The insurers that agreed to Jones’ request have 97 percent of the total-loss insurance claims for policyholders who experienced a residential loss. These insurers have agreed to increase their contents payments beyond the 25 percent they already agreed to in response to Jones’ prior notice, which asked insurers to expedite claims payments, according to the California Department of Insurance.

Insurers have also agreed Jones’ request to make payments without an inventory ranging from 50 percent up to 100 percent of contents coverage limits, with many insurers agreeing to at least 75 percent or even 100 percent, according to the CDI.

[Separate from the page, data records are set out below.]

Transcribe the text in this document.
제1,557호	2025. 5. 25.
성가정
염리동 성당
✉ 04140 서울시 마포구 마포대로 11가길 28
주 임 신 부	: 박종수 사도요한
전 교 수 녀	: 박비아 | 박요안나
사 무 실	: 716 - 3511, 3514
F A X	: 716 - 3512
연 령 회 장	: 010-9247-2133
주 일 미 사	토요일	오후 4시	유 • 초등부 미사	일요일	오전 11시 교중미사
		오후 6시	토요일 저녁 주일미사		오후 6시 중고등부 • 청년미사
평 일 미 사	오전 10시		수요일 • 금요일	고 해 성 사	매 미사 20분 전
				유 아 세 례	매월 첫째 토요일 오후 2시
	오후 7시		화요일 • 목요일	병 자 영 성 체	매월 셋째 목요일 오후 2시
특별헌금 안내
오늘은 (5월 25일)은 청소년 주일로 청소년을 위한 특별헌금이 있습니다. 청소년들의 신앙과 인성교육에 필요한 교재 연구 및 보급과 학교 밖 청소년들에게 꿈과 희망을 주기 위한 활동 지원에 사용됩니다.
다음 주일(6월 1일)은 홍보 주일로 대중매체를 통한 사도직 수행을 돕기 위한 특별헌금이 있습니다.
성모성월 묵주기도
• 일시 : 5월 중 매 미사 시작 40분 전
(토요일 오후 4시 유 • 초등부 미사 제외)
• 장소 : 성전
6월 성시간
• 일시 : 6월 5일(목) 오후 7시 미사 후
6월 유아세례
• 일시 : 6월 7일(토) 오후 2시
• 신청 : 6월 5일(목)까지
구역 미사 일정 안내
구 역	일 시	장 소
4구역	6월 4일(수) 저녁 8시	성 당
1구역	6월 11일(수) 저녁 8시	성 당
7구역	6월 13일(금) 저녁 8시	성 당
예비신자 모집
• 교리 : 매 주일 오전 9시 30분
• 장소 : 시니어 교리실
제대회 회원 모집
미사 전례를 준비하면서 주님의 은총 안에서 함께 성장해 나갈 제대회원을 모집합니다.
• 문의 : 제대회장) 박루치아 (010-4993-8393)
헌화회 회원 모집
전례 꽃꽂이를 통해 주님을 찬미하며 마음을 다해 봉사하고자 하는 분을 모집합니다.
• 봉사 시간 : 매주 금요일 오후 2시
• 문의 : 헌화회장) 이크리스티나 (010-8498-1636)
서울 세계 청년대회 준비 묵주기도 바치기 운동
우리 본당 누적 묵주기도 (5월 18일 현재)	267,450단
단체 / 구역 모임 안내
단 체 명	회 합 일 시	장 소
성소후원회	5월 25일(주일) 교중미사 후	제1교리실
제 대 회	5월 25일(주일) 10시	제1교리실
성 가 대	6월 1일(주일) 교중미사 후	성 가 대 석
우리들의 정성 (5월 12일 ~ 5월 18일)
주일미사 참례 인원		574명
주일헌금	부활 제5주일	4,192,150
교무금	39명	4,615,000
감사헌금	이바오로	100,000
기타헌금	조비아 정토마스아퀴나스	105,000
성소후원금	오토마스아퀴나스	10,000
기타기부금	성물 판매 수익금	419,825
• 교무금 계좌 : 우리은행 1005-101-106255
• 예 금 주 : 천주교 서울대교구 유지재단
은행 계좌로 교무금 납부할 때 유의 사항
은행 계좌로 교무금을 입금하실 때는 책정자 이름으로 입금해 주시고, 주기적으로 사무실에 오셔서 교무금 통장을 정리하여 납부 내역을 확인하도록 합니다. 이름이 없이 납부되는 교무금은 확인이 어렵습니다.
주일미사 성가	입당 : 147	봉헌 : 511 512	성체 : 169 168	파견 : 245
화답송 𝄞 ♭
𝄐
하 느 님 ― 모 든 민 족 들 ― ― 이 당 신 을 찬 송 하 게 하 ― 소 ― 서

The insurers with total loss claims that have so far agreed to waive the inventory for a percentage of contents coverage based upon the Jones’ request are:

A firefighter walks near a home in Santa Rosa, Calif., Monday, Oct. 9, 2017. Wildfires whipped by powerful winds swept through Northern California sending residents on a headlong flight to safety through smoke and flames as homes burned. (AP Photo/Jeff Chiu)

State Farm Group; Farmers Group (including Foremost); CSAA, Liberty Mutual/Safeco; Allied/Nationwide; USAA; Travelers; Allstate (including Encompass); Hartford; California Capital; Homesite; Chubb; Auto Club of Southern California; American Modern; Aegis Security; National General; Mercury; AIG; Ameriprise; QBE; FAIR Plan; TOPA; Universal North American Ins; First American Title; Western Mutual; Wawanesa; Stillwater Insurance; Horace Mann; Amica; MAPFRE; and Kemper.

“Many insurers have stepped up to do the right thing for policyholders by agreeing to my request and eliminating more red tape from the claim process,” Jones said in a statement. “Increasing personal property payments for fire survivors who suffered a total loss is an important step in easing survivors’ overwhelming burden and helping them move forward by eliminating or reducing the arduous burden of trying to create a detailed home inventory for every piece of personal property they owned and lost to the fire.”